Probabilmente la società ha costruito così la squadra, investendo in giovani da formare e non in leader già fatti, ma con ingaggi enormi. Quindi un difetto strutturale, non certamente voluto come obiettivo primario ma logica conseguenza. Si è pensato di ingaggiare allenatori «cazzuti», termine caro al presidente, ma non basta, in campo scendono i calciatori, le dinamiche di gioco spesso portano a situazioni nelle quali è necessario ci sia un potere di intervento diretto sul terreno di gioco. Né l’allenatore, né tantomeno il presidente, possono scendere in campo. A volte la squadra è spaesata, subisce le pressioni, o viceversa si carica se va tutto bene, tutti siamo certi che se il bellissimo tiro di Insigne invece di stamparsi sul palo fosse entrato, oggi parleremmo di goleada del Napoli, di un grande successo, di una immensa personalità in uno stadio difficile. Non sarebbe stato sbagliato usare termini roboanti, i 90 minuti vanno giudicati senza preconcetti. Ma in un progetto di crescita un’analisi sui grandi numeri va fatta, lo studio statistico si fa in tutti i settori. Certo è che per la qualità di gioco
espressa i titoli vinti sono pochini. E vincere tante partite, fare record di punti, ma mancare l’obiettivo, deve far riflettere. Una diagnosi deve essere fatta per impostare una corretta terapia. Non voglio parlare ovviamente della questione arbitrale, o della sudditanza psicologica, anche se, in alcuni casi, la sindrome che ci affligge ne assume le caratteristiche. Certo siamo ad inizio campionato e Champions, ci sono dei margini di miglioramento, specialmente sei i pali diventano gol.
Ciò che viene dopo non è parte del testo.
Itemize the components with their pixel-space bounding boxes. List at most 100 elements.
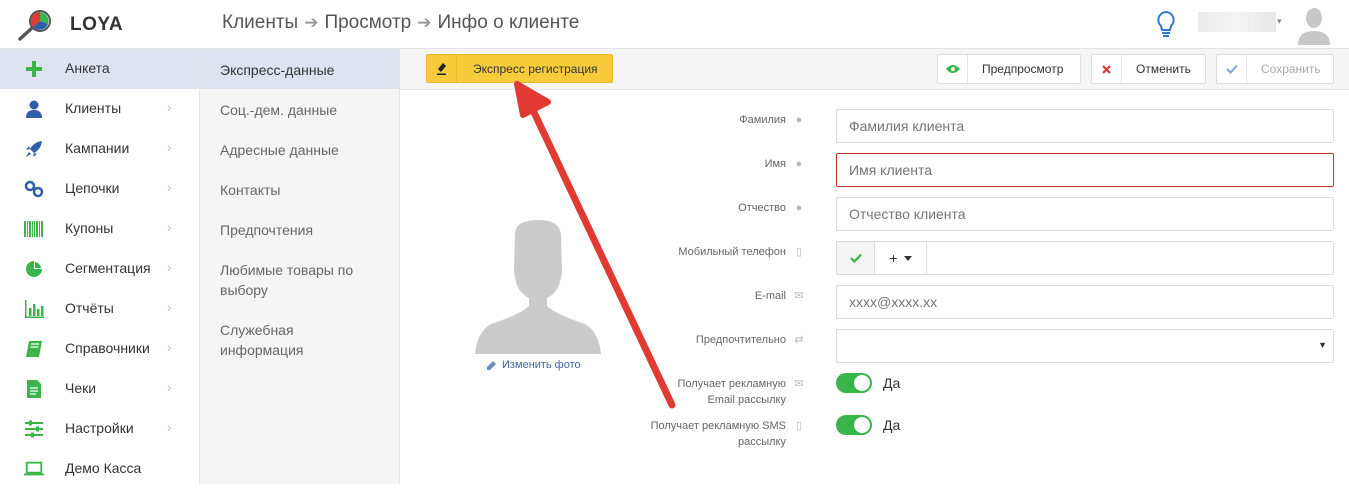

La nostra squadra ci rappresenta benissimo, grandi euforie e altrettanti scoramenti, ma i picchi emotivi, sia positivi che negativi, costano troppo a livello di energie nervose. Ancelotti può darci tanto, la sua serenità, figlia del carattere ma anche delle sue vittorie, deve indicare ai calciatori la strada da seguire. Ma anche la società deve correggere qualcosa, magari evitando che dall’esterno venga percepita solo la personalità del presidente, debordante e spesso coprente. D’altronde nell’etimologia di società è insito il concetto di socio, di collaborazione. È l’opposto della personalizzazione. E probabilmente c’è un controllo eccessivo sulle dichiarazioni dei calciatori, quasi sempre banali. Magari il leader c’è, ma non si vede... Sono convinto che le partite si vincono sul campo,ma per lo scudetto e la Champions c’è bisogno dell’apporto di tutti gli addetti ai lavori.